At the most basic level, you'll need to familiarize yourself with the different types of child custody. There are two primary kinds of child custody: (1) Physical custody and (2) legal custody.
Physical custody refers to the parent with whom the children live. These days parents often share physical custody in a joint, 50-50 parenting plan. With joint physical custody, the child will divide his or her time between two different homes.
Family psychologists generally agree that joint physical custody benefits the children because they'll be able to spend the maximum amount of time with both parents equally. That said, joint physical custody will not work for all families, especially when the parents live far apart or if the parents get into frequent arguments and cannot come to agreement regarding joint parenting decisions.

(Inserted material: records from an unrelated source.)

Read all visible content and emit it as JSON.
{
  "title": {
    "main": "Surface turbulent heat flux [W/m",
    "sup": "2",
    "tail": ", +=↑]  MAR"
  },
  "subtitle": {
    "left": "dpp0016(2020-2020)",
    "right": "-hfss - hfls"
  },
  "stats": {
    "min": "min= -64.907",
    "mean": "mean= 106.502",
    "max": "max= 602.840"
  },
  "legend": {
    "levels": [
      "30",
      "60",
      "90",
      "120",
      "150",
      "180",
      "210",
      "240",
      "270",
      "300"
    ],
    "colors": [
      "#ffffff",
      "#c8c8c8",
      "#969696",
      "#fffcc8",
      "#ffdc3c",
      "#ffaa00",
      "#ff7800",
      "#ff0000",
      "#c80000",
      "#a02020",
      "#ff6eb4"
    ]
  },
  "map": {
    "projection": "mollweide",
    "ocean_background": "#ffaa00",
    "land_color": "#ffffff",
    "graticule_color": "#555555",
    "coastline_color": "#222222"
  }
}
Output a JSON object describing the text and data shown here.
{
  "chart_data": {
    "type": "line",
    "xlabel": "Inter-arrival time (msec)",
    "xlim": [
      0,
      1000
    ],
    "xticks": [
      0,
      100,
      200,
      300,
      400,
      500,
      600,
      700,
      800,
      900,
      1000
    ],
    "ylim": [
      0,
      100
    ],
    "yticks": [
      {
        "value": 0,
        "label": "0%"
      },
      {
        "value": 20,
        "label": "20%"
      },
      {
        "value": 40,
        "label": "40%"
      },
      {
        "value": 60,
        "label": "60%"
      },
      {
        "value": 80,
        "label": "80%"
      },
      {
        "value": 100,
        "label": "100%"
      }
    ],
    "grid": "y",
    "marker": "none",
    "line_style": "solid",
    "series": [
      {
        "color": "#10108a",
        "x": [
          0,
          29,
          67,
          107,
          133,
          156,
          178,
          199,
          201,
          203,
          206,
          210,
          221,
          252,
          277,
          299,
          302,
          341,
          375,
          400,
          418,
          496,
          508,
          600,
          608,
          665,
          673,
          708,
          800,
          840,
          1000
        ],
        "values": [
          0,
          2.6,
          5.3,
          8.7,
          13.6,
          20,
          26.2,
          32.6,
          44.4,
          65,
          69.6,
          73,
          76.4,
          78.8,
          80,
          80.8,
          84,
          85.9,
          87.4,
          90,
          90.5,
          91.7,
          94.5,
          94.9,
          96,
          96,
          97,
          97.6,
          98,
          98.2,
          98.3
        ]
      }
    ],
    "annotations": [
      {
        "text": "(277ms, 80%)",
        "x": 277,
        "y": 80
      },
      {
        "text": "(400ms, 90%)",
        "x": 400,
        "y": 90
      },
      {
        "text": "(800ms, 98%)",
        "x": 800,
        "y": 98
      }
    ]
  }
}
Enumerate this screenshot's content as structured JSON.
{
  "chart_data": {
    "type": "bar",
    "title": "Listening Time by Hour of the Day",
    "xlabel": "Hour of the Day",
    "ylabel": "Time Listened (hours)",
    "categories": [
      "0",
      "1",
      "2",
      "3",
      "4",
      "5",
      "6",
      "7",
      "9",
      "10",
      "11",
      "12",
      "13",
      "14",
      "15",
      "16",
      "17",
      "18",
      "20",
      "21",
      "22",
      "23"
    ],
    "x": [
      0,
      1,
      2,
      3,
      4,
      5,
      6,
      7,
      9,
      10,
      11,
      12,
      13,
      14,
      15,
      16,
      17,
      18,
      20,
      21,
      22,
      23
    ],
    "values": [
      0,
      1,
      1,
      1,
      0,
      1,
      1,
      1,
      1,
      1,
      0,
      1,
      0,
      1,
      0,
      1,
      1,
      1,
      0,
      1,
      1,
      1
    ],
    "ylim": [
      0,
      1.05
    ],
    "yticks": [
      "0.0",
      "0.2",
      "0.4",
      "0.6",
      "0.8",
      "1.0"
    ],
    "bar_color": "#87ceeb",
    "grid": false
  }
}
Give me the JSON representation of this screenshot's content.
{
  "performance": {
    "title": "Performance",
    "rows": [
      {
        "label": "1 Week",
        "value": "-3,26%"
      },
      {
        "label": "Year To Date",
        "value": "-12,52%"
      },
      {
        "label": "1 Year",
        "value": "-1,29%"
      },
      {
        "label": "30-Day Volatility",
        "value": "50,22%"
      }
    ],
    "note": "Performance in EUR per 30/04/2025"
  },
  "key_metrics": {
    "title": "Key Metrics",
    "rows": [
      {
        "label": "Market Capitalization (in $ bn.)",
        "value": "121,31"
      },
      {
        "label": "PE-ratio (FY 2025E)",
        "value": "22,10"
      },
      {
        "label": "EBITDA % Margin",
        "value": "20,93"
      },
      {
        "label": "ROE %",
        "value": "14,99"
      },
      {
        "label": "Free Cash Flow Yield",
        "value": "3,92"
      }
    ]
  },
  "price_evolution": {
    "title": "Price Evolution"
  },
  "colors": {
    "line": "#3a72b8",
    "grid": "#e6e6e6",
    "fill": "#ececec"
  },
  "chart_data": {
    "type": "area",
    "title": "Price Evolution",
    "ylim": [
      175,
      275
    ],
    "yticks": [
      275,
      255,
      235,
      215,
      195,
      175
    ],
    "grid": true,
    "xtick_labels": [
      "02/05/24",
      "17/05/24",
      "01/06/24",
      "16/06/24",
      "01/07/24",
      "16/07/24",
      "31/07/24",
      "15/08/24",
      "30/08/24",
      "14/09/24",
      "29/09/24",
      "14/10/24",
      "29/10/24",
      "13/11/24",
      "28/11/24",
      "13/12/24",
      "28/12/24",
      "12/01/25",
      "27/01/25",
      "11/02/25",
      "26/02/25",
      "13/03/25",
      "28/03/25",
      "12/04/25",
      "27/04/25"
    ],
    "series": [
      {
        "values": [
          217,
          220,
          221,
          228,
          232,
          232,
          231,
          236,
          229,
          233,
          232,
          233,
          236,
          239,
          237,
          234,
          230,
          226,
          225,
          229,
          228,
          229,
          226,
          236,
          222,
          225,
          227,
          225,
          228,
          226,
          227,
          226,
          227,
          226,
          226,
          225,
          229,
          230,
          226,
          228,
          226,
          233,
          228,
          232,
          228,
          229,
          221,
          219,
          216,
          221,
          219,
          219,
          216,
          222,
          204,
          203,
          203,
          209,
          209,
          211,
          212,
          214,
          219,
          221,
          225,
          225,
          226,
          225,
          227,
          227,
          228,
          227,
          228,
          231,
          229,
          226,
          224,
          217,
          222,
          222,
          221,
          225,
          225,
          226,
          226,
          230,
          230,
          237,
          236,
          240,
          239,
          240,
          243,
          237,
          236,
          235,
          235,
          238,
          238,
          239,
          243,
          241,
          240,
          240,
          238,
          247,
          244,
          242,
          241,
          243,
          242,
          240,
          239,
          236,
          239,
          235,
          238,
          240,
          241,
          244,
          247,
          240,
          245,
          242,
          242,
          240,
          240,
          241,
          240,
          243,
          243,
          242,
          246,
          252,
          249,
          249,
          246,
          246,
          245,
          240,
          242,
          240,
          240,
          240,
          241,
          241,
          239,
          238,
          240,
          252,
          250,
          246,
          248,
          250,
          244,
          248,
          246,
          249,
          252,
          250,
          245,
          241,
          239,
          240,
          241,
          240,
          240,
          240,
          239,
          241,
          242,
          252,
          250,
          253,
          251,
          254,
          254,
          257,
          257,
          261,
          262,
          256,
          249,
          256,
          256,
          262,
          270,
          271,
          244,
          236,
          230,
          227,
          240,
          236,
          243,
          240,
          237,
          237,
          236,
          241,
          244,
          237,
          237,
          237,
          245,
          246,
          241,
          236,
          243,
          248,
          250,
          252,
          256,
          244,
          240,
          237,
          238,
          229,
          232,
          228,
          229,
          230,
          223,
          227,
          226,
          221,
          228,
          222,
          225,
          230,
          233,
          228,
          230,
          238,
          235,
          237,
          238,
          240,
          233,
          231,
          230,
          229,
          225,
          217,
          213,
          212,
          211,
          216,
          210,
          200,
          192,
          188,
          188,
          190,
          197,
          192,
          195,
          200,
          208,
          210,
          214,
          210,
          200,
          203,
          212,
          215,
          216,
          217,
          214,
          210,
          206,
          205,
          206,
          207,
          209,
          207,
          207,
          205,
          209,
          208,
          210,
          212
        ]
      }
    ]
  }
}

In many cases, one parent (the custodial parent) will have full physical custody and the other parent (the noncustodial parent) will have visitation rights. This parent might have the children with him or her one or two days a week, or one or two days every other week.
Legal custody refers to the power of a parent to make decisions regarding the child's life, education, health care, extracurricular activities and other aspects of life. In most cases, the parents will share legal custody – even if only one parent has full physical custody. This means that the parent who has visitation rights must be consulted regarding important decisions pertaining to his or her child.
Ultimately, there are many ways that parents can organize physical child custody and visitation time. Therefore, it's important to analyze your options and common strategies for managing custody before you settle on a plan that suits your and your family's needs.
Are your child custody rights in jeopardy?
In a heated child custody dispute, it's possible that a parent will not receive the end-result that he or she desires. Therefore, if your child custody rights are in jeopardy for any reason, make sure you fully understand where you stand in the eyes of the law, and present your case in a strategic and well-organized fashion.